April 25, 2014
WEST HAVEN, CONN. – Matthew Schmidt, an assistant professor at the University of New Haven, has been chosen by the Organization for Security and Cooperation in Europe to serve as a monitor for the May 25 national election in Ukraine.
Schmidt was chosen after being nominated by Sen. Richard Blumenthal (D-Conn.) and being interviewed by OSCE. Schmidt, who lives in New Haven and hails from Hays, Kan., holds a joint appointment at the University of New Haven in political science and national security.
“I am very excited and honored to be part of creating the conditions for a democratic Ukraine,” said Schmidt, an expert on Russian affairs. “As a student of democratic institutions, I believe the long-term security of the world depends on the extension of the free and fair elections to as many people as possible.”
The OSCE Special Monitoring Mission is being deployed in response to a request from Ukraine’s government and a consensus agreement by all 57 OSCE participating states. The monitors are to contribute to reducing tensions and fostering peace, stability and security, according to OSCE.
The election will decide who will be president of Ukraine and whether a new constitution is ratified. The election is a majority vote election, but since there are so many candidates, political observers say it is unlikely a candidate will win more than 50 percent of the vote on 25 May.
If a majority candidate is not identified, there will be a run-off election in mid-June between the two highest vote-getters.
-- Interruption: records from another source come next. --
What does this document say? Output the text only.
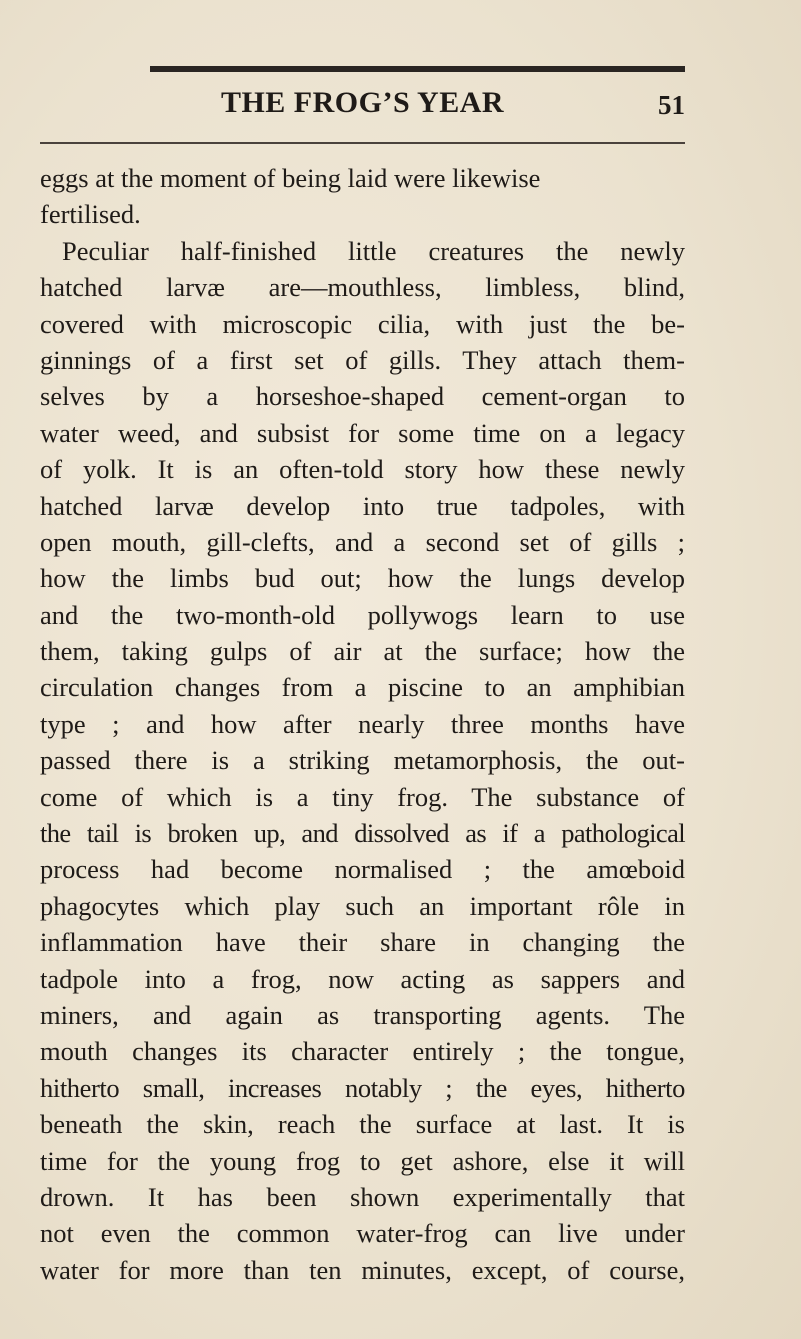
THE FROG’S YEAR	51
eggs at the moment of being laid were likewise
fertilised.
Peculiar half-finished little creatures the newly
hatched larvæ are—mouthless, limbless, blind,
covered with microscopic cilia, with just the be-
ginnings of a first set of gills. They attach them-
selves by a horseshoe-shaped cement-organ to
water weed, and subsist for some time on a legacy
of yolk. It is an often-told story how these newly
hatched larvæ develop into true tadpoles, with
open mouth, gill-clefts, and a second set of gills ;
how the limbs bud out; how the lungs develop
and the two-month-old pollywogs learn to use
them, taking gulps of air at the surface; how the
circulation changes from a piscine to an amphibian
type ; and how after nearly three months have
passed there is a striking metamorphosis, the out-
come of which is a tiny frog. The substance of
the tail is broken up, and dissolved as if a pathological
process had become normalised ; the amœboid
phagocytes which play such an important rôle in
inflammation have their share in changing the
tadpole into a frog, now acting as sappers and
miners, and again as transporting agents. The
mouth changes its character entirely ; the tongue,
hitherto small, increases notably ; the eyes, hitherto
beneath the skin, reach the surface at last. It is
time for the young frog to get ashore, else it will
drown. It has been shown experimentally that
not even the common water-frog can live under
water for more than ten minutes, except, of course,
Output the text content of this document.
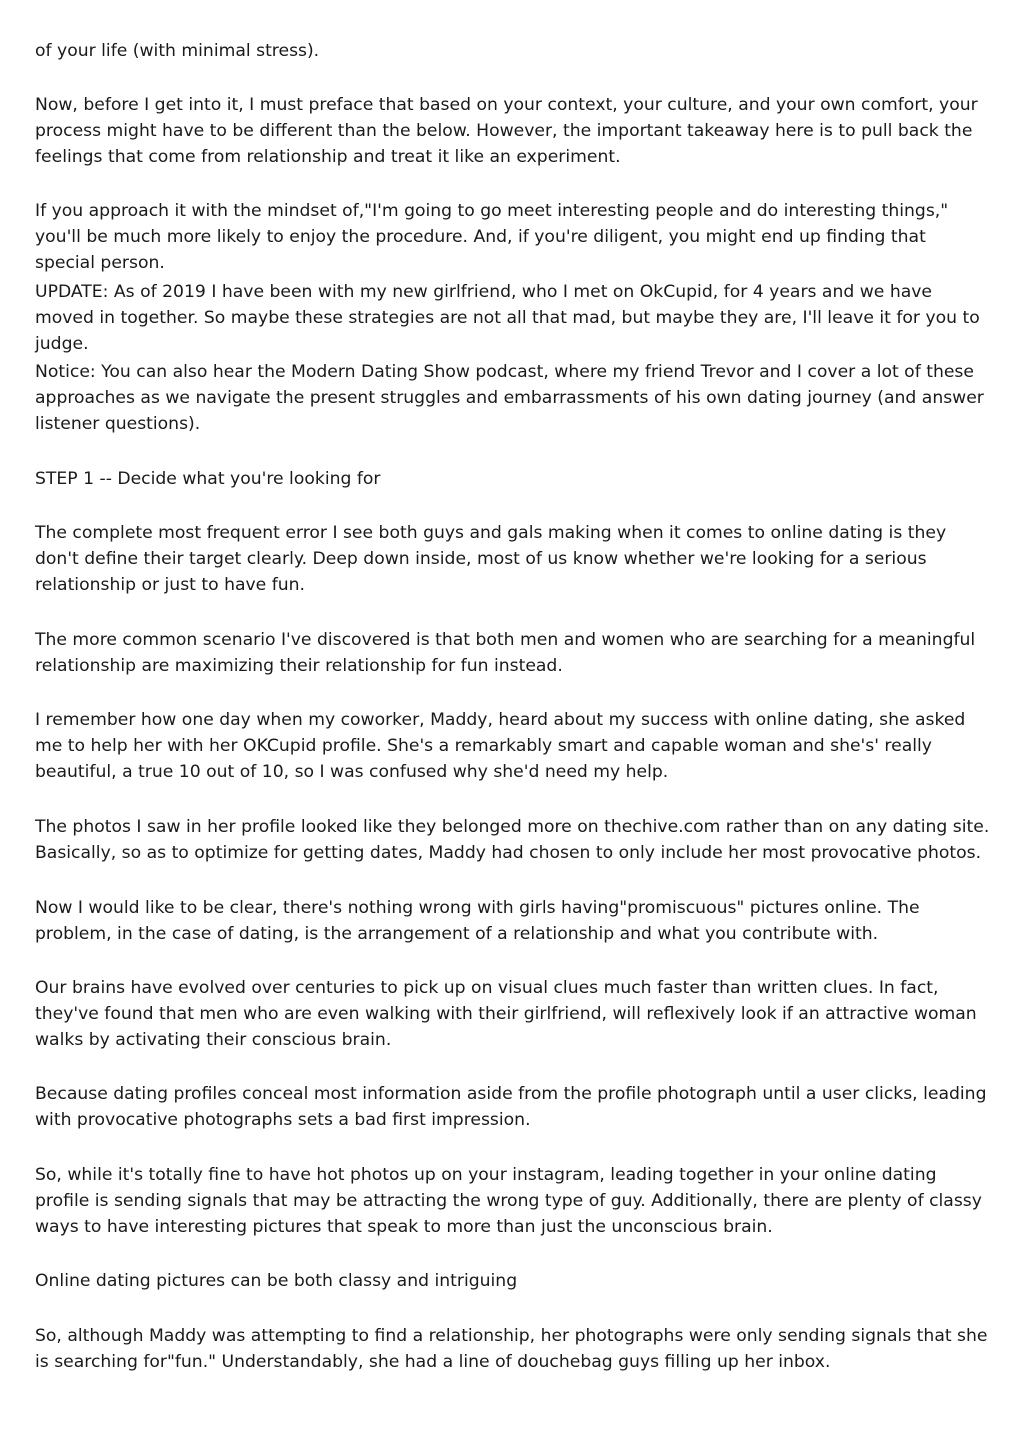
of your life (with minimal stress).

Now, before I get into it, I must preface that based on your context, your culture, and your own comfort, your process might have to be different than the below. However, the important takeaway here is to pull back the feelings that come from relationship and treat it like an experiment.

If you approach it with the mindset of,"I'm going to go meet interesting people and do interesting things," you'll be much more likely to enjoy the procedure. And, if you're diligent, you might end up finding that special person.

UPDATE: As of 2019 I have been with my new girlfriend, who I met on OkCupid, for 4 years and we have moved in together. So maybe these strategies are not all that mad, but maybe they are, I'll leave it for you to judge.

Notice: You can also hear the Modern Dating Show podcast, where my friend Trevor and I cover a lot of these approaches as we navigate the present struggles and embarrassments of his own dating journey (and answer listener questions).

STEP 1 -- Decide what you're looking for

The complete most frequent error I see both guys and gals making when it comes to online dating is they don't define their target clearly. Deep down inside, most of us know whether we're looking for a serious relationship or just to have fun.

The more common scenario I've discovered is that both men and women who are searching for a meaningful relationship are maximizing their relationship for fun instead.

I remember how one day when my coworker, Maddy, heard about my success with online dating, she asked me to help her with her OKCupid profile. She's a remarkably smart and capable woman and she's' really beautiful, a true 10 out of 10, so I was confused why she'd need my help.

The photos I saw in her profile looked like they belonged more on thechive.com rather than on any dating site. Basically, so as to optimize for getting dates, Maddy had chosen to only include her most provocative photos.

Now I would like to be clear, there's nothing wrong with girls having"promiscuous" pictures online. The problem, in the case of dating, is the arrangement of a relationship and what you contribute with.

Our brains have evolved over centuries to pick up on visual clues much faster than written clues. In fact, they've found that men who are even walking with their girlfriend, will reflexively look if an attractive woman walks by activating their conscious brain.

Because dating profiles conceal most information aside from the profile photograph until a user clicks, leading with provocative photographs sets a bad first impression.

So, while it's totally fine to have hot photos up on your instagram, leading together in your online dating profile is sending signals that may be attracting the wrong type of guy. Additionally, there are plenty of classy ways to have interesting pictures that speak to more than just the unconscious brain.

Online dating pictures can be both classy and intriguing

So, although Maddy was attempting to find a relationship, her photographs were only sending signals that she is searching for"fun." Understandably, she had a line of douchebag guys filling up her inbox.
Schmidt, who speaks Russian, is expected to be in Ukraine from May 19-29 and has been asked to be ready to return in mid-June. He does not yet know what part of Ukraine he will be working in.
“We have been asked to be there to monitor polling locations and, afterward, to monitor the transportation and counting of ballots,” he said.
The University of New Haven is a private, top-tier comprehensive institution recognized as a national leader in experiential education. Founded in 1920 the university enrolls approximately 1,800 graduate students and more than 4,600 undergraduates.